Hint: We can calculate the mass of any gas from the pressure, volume and temperature. When we have the values of pressure, volume, and temperature, we can calculate the moles of the gas. From the moles of the gas, we can calculate the mass of the gas using molar mass.

Complete step by step answer:
We know that for an ideal gas at standard temperature and pressure, the pressure of the gas is one atmosphere and temperature is $273.15K$.
We know that the expression of ideal gas is given as,
$PV = nRT$
Here, the pressure is represented as P.
Temperature is represented as T.
Volume is represented as V.
R is universal gas.
The number of moles of the gas is represented as n.
We can calculate the number of moles of the gas by rearranging the equation,
$PV = nRT$
$n = \dfrac{{PV}}{{RT}}$
Let us now substitute the values of temperature, pressure, volume and universal gas in the equation of ideal gas to get the number of moles.
The number of moles is calculated as,
$n = \dfrac{{PV}}{{RT}}$
We can substitute the known values we get,
$n = \dfrac{{\left( {1.00atm} \right)\left( {7.0L} \right)}}{{\left( {0.0821\,\dfrac{{atm \cdot L}}{{mol \cdot K}}} \right)\left( {273.15K} \right)}}$
On simplification we get_,
$n = 0.31\,mol$
We have calculated the moles of hydrogen gas as $0.31mol$.
Now, we can calculate the mass of hydrogen gas by multiplying the moles of hydrogen gas with the molar mass of hydrogen gas.
We know that the molar mass of hydrogen gas is $2.0g/mol$.

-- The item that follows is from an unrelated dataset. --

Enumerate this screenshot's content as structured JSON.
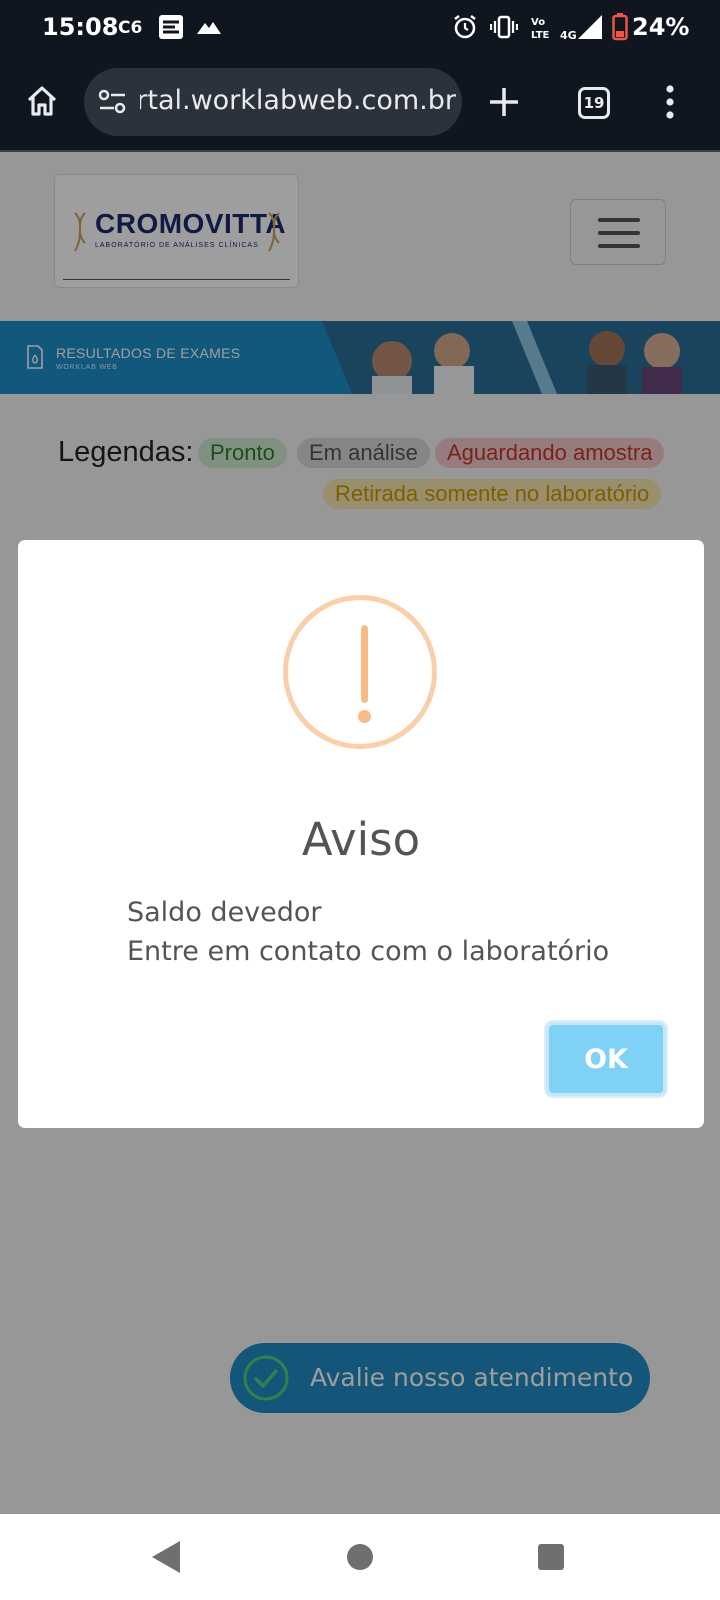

The mass of hydrogen gas is calculated as,
$Mass = Moles \times Molar\,mass$
We can substitute the known values we get,
$Mass = 0.31\,moles \times 2.0\,\dfrac{g}{{mol}}$
On simplification we get
$Mass = 0.62\,g$
We have calculated the mass of $7.0L$ of hydrogen gas is $0.62\,g$.

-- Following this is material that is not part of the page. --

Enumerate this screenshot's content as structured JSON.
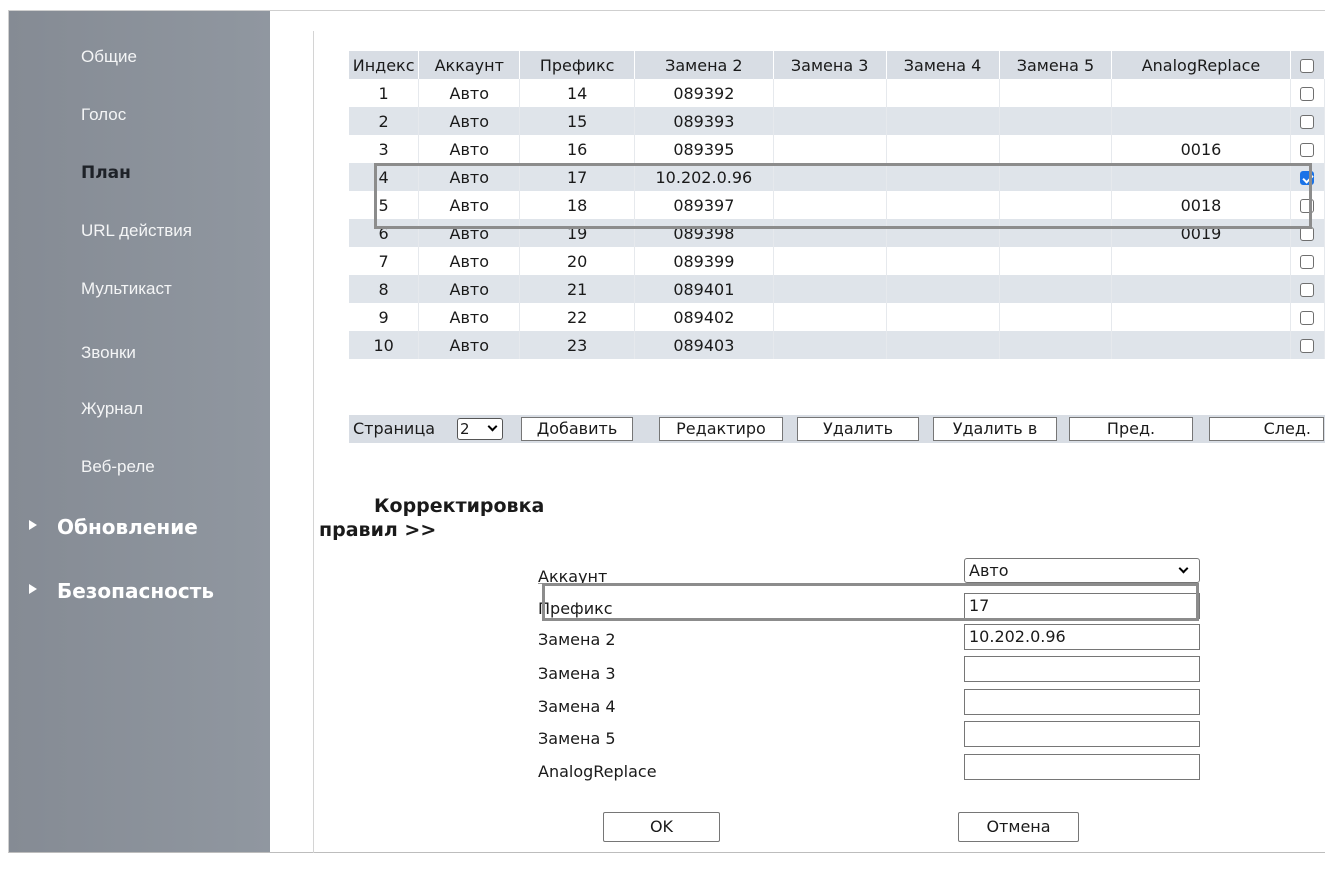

Note: We can also calculate the mass of $7.0L$ of hydrogen gas using the molar volume. We have to know that at standard temperature and pressure, one mole of any gas accommodates$22.4L$. So, we can calculate the moles of $7.0L$of hydrogen gas is calculated as,
$Moles = \dfrac{{Given\,volume}}{{Molar\,Volume}}$
$Moles = \dfrac{{7.0L}}{{22.4\,mol/L}} = 0.31\,mol$
We have calculated the moles of hydrogen gas as $0.31mol$.
Now, we can calculate the mass of hydrogen gas by multiplying the moles of hydrogen gas with the molar mass of hydrogen gas.
We know that the molar mass of hydrogen gas is $2.0g/mol$.
The mass of hydrogen gas is calculated as,
$Mass = Moles \times Molar\,mass$
$Mass = 0.31\,moles \times 2.0\,\dfrac{g}{{mol}}$
$Mass = 0.62\,g$
We have calculated the mass of $7.0L$ of hydrogen gas is $0.62\,g$.